Pretty good propheteering, if you ask me.((I plan to restrict myself to one bad pun every week. Or try to, at any rate.))

Also, a quote that I liked enough to record in my notes separately:

Assessing risks is a risky business

https://carnegieindia.org/2020/06/02/dealing-with-taliban-india-s-strategy-in-afghanistan-after-u.s.-withdrawal-pub-81951

But outside of all of those links, there is something else that I read today that I wanted to share with you today. This essay/article came out in the Times of India yesterday, and it is an absolute must read:

All such data help ask relevant questions, whose answers can mostly be found through the old-school forms of immersive reporting and fieldwork, neither of which happens much. There is no substitute for the insights one gains from spending time on the ground, talking to voters, to party workers, to local observers and journalists, listening to their woes and views.
This requires greater engagement than asking generic questions at tea stalls or speaking to party spokespersons. Ideally, data work and fieldwork should go hand in hand, as no ground investigation can provide the larger picture without the backing of empirical evidence. Instead of doing that, we move from one election to the next without paying attention to what happens between them.
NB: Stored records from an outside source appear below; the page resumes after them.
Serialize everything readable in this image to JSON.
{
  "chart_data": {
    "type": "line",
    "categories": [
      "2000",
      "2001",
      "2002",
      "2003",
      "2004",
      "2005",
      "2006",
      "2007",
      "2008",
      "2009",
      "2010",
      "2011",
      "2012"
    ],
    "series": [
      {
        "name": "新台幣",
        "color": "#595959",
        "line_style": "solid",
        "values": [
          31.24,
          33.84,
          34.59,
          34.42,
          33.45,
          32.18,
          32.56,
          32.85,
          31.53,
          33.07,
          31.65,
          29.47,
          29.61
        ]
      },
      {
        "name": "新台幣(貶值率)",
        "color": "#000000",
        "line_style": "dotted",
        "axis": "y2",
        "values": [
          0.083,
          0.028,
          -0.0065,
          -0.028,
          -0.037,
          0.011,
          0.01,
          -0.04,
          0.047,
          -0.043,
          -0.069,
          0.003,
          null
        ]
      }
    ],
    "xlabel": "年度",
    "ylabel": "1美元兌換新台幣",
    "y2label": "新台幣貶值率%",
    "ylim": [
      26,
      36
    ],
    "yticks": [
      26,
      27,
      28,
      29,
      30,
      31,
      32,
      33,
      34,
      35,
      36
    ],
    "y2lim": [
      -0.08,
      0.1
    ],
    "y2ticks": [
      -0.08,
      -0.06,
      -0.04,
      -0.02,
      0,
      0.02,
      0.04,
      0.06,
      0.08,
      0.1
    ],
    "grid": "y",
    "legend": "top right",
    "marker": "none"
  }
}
https://timesofindia.indiatimes.com/blogs/toi-edit-page/how-to-read-indian-politics-without-immersive-ground-reporting-fieldwork-backed-by-large-data-sets-well-never-grasp-complexities/

Again, read the whole thing, but the reason I put this up here is because what Gilles Verniers is speaking about over here can also apply to Afghanistan. Replace the word “election” with “war”, and I argue that is mostly the same story.


Which brings me to my last link for the day:

In the tiny village of Pigish, inhabited by peaceful Shia Ismaili farmers, five busy water mills hum through the autumn harvest season. Just as in medieval Europe, each mill is taxed by the government, and each mill is family owned. Milling is a time-honored profession, passed down through bloodlines for decades, centuries. The farmers push their sacks of wheat to the mills in wheelbarrows. These barrows are often made of rough planks. The people of the Wakhan also construct their own mud-brick houses, hew their own poplar roof beams, stitch their own burlap donkey saddles, braid their own yak hair ropes, carve their own wooden shovels, and build their own stone aqueducts. These handmade surfaces of life make the Wakhan Corridor a pleasure to walk through. Lay your palms on the skin-polished grip of a willow ax handle: The body remembers.

https://www.nationalgeographic.org/projects/out-of-eden-walk/articles/2017-10-heart-wheel

It is one thing to read about the wars in Afghanistan, and the strategies, the geopolitics and all of that. But every now and then, it makes sense to also get a sense of the lives of the people of Afghanistan. Not just this article, please read the entire series of articles based on Afghanistan.

And then the rest of the series, of course. Paul Salopek does truly remarkable work, and no matter how anybody phrases it, that would still be an understatement.